L’opération qui pourrait être banale dans l’une des places fortes de la pêche mondiale – le port de Nouadhibou abrite 6 000 à 7 000 pirogues et 400 navires venus du monde entier – est en réalité loin d’être anodine. Avant la construction d’usines de congélation, accélérée par l’instauration en 2021, d’un quota officiel de 20 % de poissons pêchés à congeler et à réserver à la consommation humaine, les captures en mer « partaient à 95 % vers la farine et l’huile de poisson [FHP] », rappelle Cheikh Baye Braham, chercheur à l’Institut mauritanien de recherches océanographiques et de pêches (Imrop), à Nouadhibou. En 2024, les FHP représentaient encore plus de 50 % des produits halieutiques exportés.

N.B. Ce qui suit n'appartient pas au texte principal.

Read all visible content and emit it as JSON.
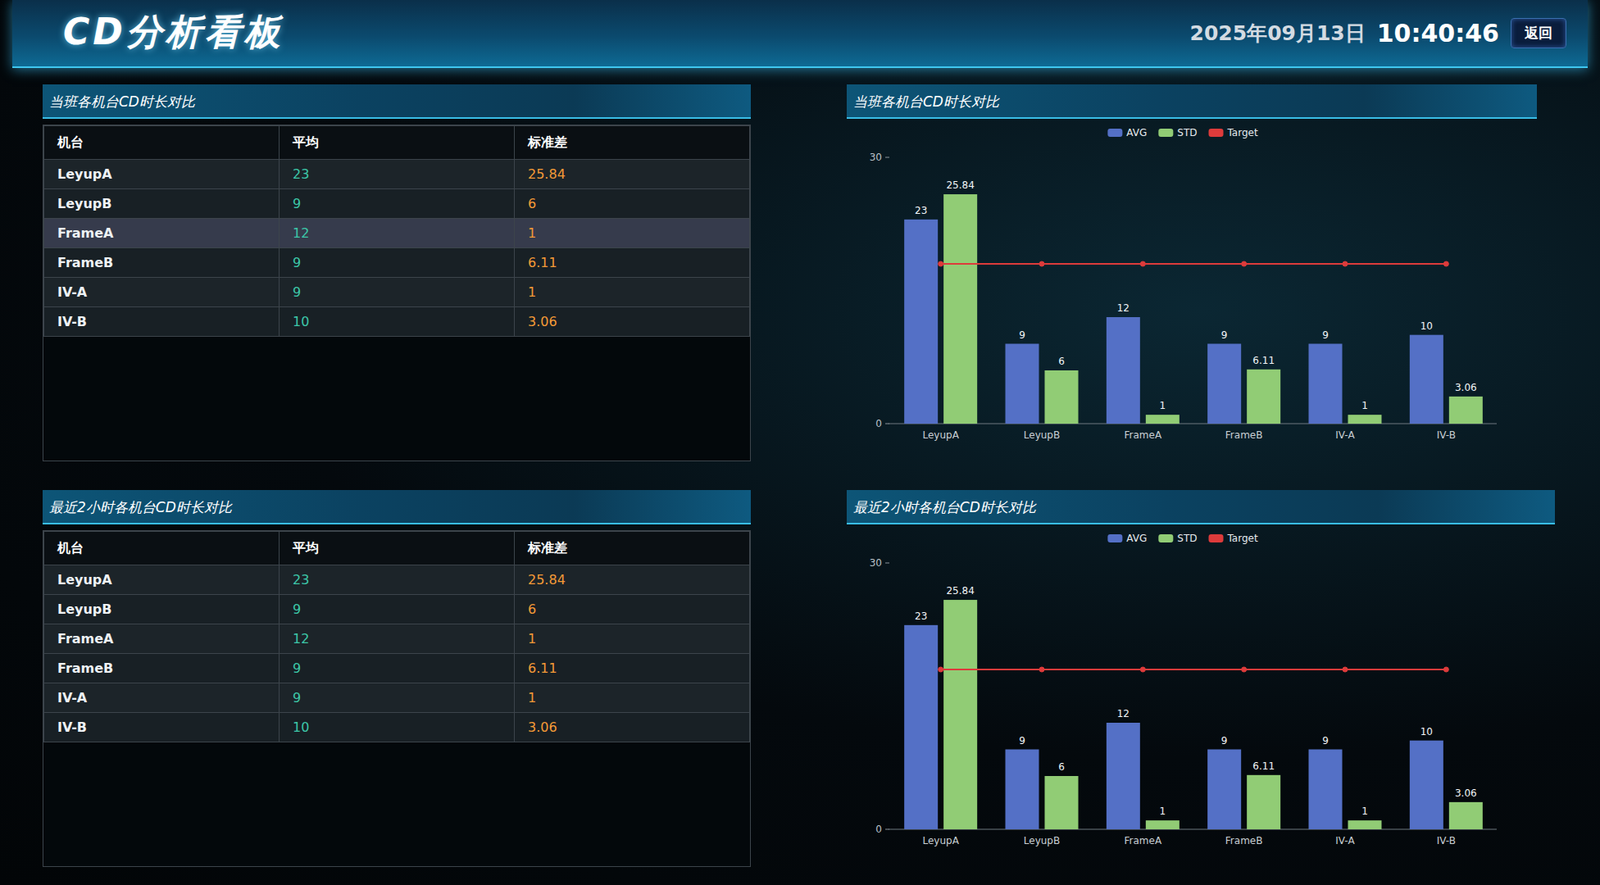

Rivalité entre grandes puissances maritimes

Pourvoyeur de 300 000 emplois dans le pays, le secteur de la pêche peine encore toutefois à effectuer la transition de la « Moka », surnom de la farine et l’huile de poisson en Mauritanie, à la congélation. « Les infrastructures limitées de transformation (…) ont favorisé la prolifération de l’industrie de la farine et de l’huile de poisson en Afrique de l’Ouest », déplore le scientifique précité. Confinée sur une fine langue de terre, la cité côtière de Nouadhibou compte 29 des 46 unités du pays destinées à broyer sardines, sardinelles, chinchards et maquereaux pour en faire de l’aliment pour bétail et nourrir les élevages intensifs de poissons, de porcs ou de volailles à travers la planète.

Un porteur transporte une caisse de poisson lors d’un déchargement à l’arrivée des pirogues à Nouadhibou (Mauritanie), le 16 juin 2025.

« Le nombre d’usines a explosé, analyse Mansour Boidaha, président de l’unique ONG locale de défense de l’environnement, autant en raison du boom de la révolution mondiale de la protéine animale que des spécificités de la zone. » La topographie exceptionnelle liée à l’aire marine protégée du banc d’Arguin située à proximité de Nouadhibou, combinée au phénomène océanographique de l’upwelling dont la remontée des eaux froides et profondes pleines de nutriments vers la surface a fait de la région une zone de pêche prisée et une cible vulnérable.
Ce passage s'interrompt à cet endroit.